Some time back, I'd found an article about a deal to allow mining at a site that the local Native American tribes held sacred. The author made an interesting point.
If Oak Flat were a Christian holy site, or for that matter Jewish or Muslim, no senator who wished to remain in office would dare to sneak a backdoor deal for its destruction into a spending bill — no matter what mining-company profits or jobs might result. But this is Indian religion. Clearly the Arizona congressional delegation isn’t afraid of a couple of million conquered natives.Part of this is because of those "couple of million conquered natives," only 400,000 or so live in Arizona. The rest live elsewhere, and that takes us to the heart of the matter. The percentage of the other approximately 6,000,000 Arizonans who care isn't large enough for the congressional delegation to be afraid of them, either. And while Ms. Millet may very well be correct that they would value Christianity or Judaism (Islam, I'm not so sure about) over the promise of greater corporate profits (and hopefully, tax revenue from same), more jobs or increased national security (Senator McCain's stated rationale for backing this deal), anyone else's religion? Sure, throw it under the bus.
Lydia Millet. "Selling Off Apache Holy Land"

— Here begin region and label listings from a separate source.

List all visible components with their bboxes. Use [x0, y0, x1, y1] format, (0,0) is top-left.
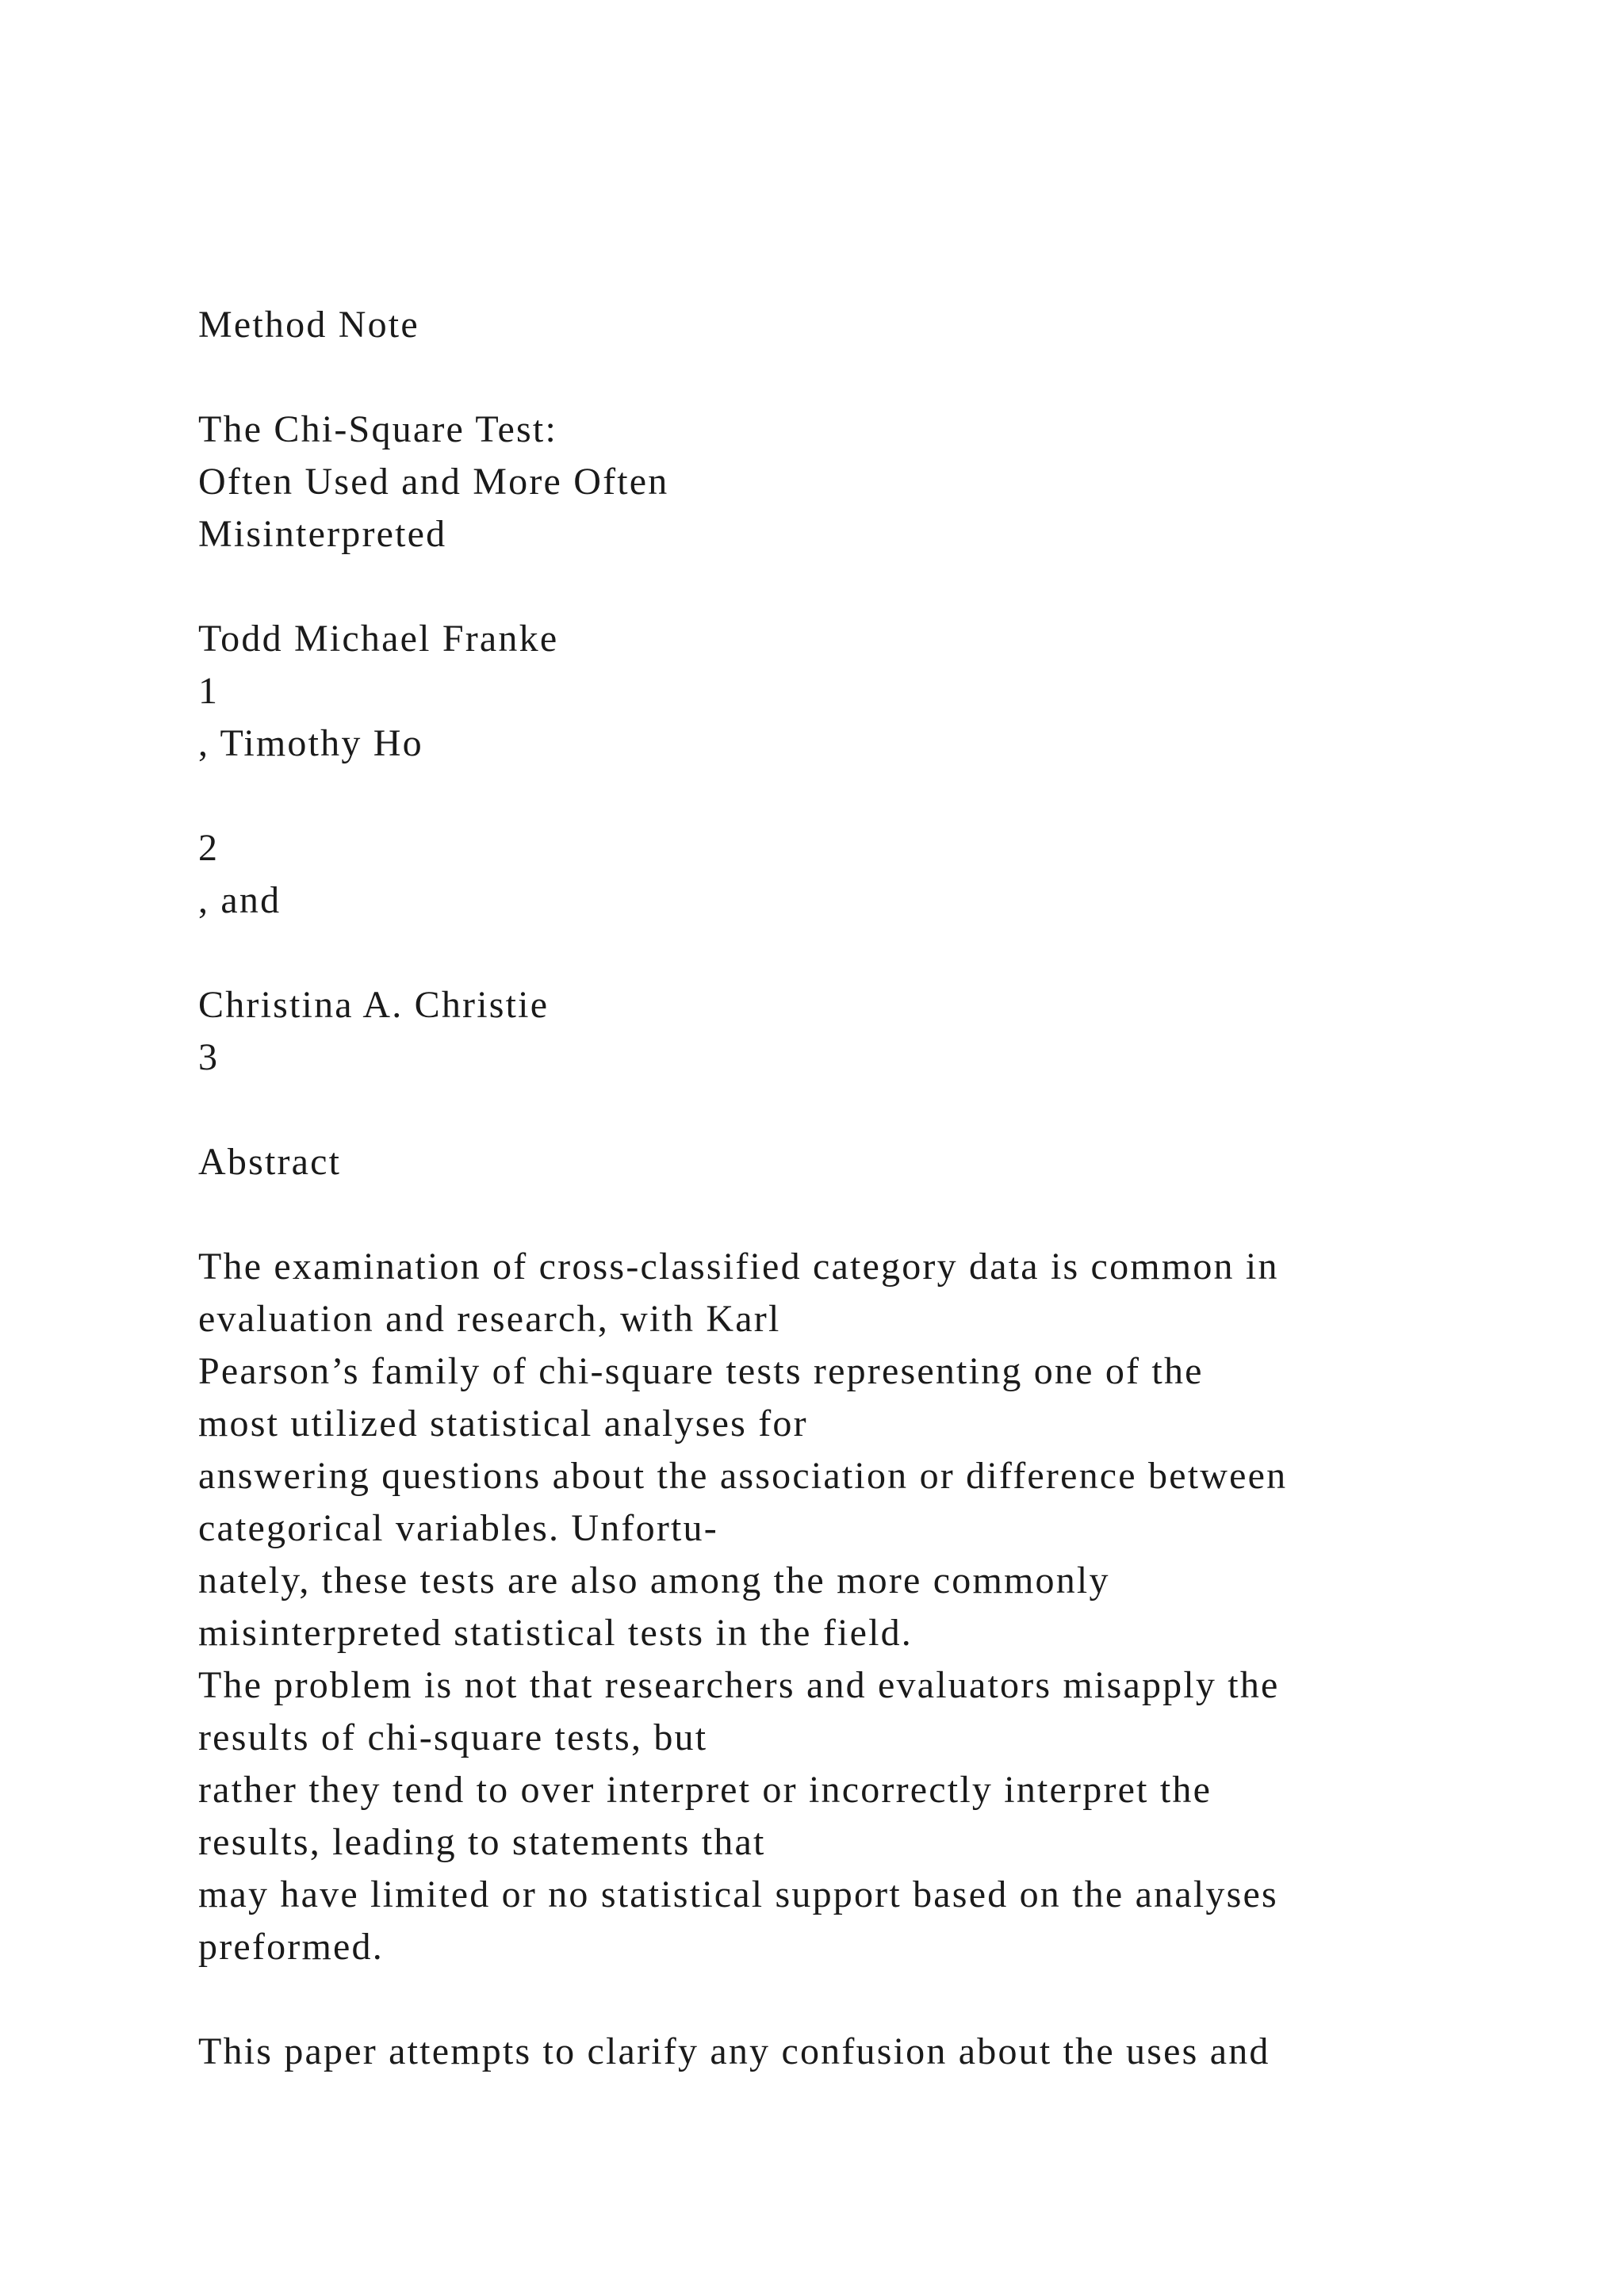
author-2-name: , Timothy Ho: [198, 722, 423, 764]
author-3-name: Christina A. Christie: [198, 984, 550, 1026]
abstract-line: answering questions about the association or difference between: [198, 1455, 1288, 1497]
body-paragraph-start: This paper attempts to clarify any confusion about the uses and: [198, 2030, 1270, 2072]
title-line-1: The Chi-Square Test:: [198, 408, 558, 450]
abstract-line: may have limited or no statistical support based on the analyses: [198, 1873, 1278, 1915]
abstract-line: rather they tend to over interpret or incorrectly interpret the: [198, 1769, 1212, 1811]
title-line-2: Often Used and More Often: [198, 461, 669, 503]
title-line-3: Misinterpreted: [198, 513, 447, 555]
abstract-line: categorical variables. Unfortu-: [198, 1507, 718, 1549]
abstract-line: The problem is not that researchers and evaluators misapply the: [198, 1664, 1280, 1706]
abstract-line: Pearson’s family of chi-square tests representing one of the: [198, 1350, 1204, 1392]
author-1-affiliation-mark: 1: [198, 670, 220, 712]
abstract-line: evaluation and research, with Karl: [198, 1298, 781, 1340]
abstract-line: nately, these tests are also among the more commonly: [198, 1559, 1110, 1601]
abstract-line: preformed.: [198, 1926, 384, 1968]
abstract-line: misinterpreted statistical tests in the field.: [198, 1612, 914, 1654]
abstract-line: results of chi-square tests, but: [198, 1716, 708, 1758]
abstract-line: results, leading to statements that: [198, 1821, 766, 1863]
author-conjunction: , and: [198, 879, 282, 921]
author-1-name: Todd Michael Franke: [198, 618, 559, 660]
abstract-heading: Abstract: [198, 1141, 342, 1183]
section-label: Method Note: [198, 304, 419, 346]
author-2-affiliation-mark: 2: [198, 827, 220, 869]
author-3-affiliation-mark: 3: [198, 1036, 220, 1078]
abstract-line: most utilized statistical analyses for: [198, 1402, 808, 1445]
abstract-line: The examination of cross-classified category data is common in: [198, 1246, 1279, 1288]
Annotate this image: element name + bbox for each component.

Part of this is simply the nature of the United States - for a broad swath of the overall public, not their problem directly equates to not a problem. But I also think that a large part of it is due to the Native American population being largely out of sight and out of mind. Even here, in the Puget Sound region, where Native American place names dot the landscape, actual Native Americans seem fairly thin on the ground. I don't think that I've actually met a tribal member in the nearly two decades since I've moved here. And I think that "out of sight, out of mind" status contributes to their lack of political clout.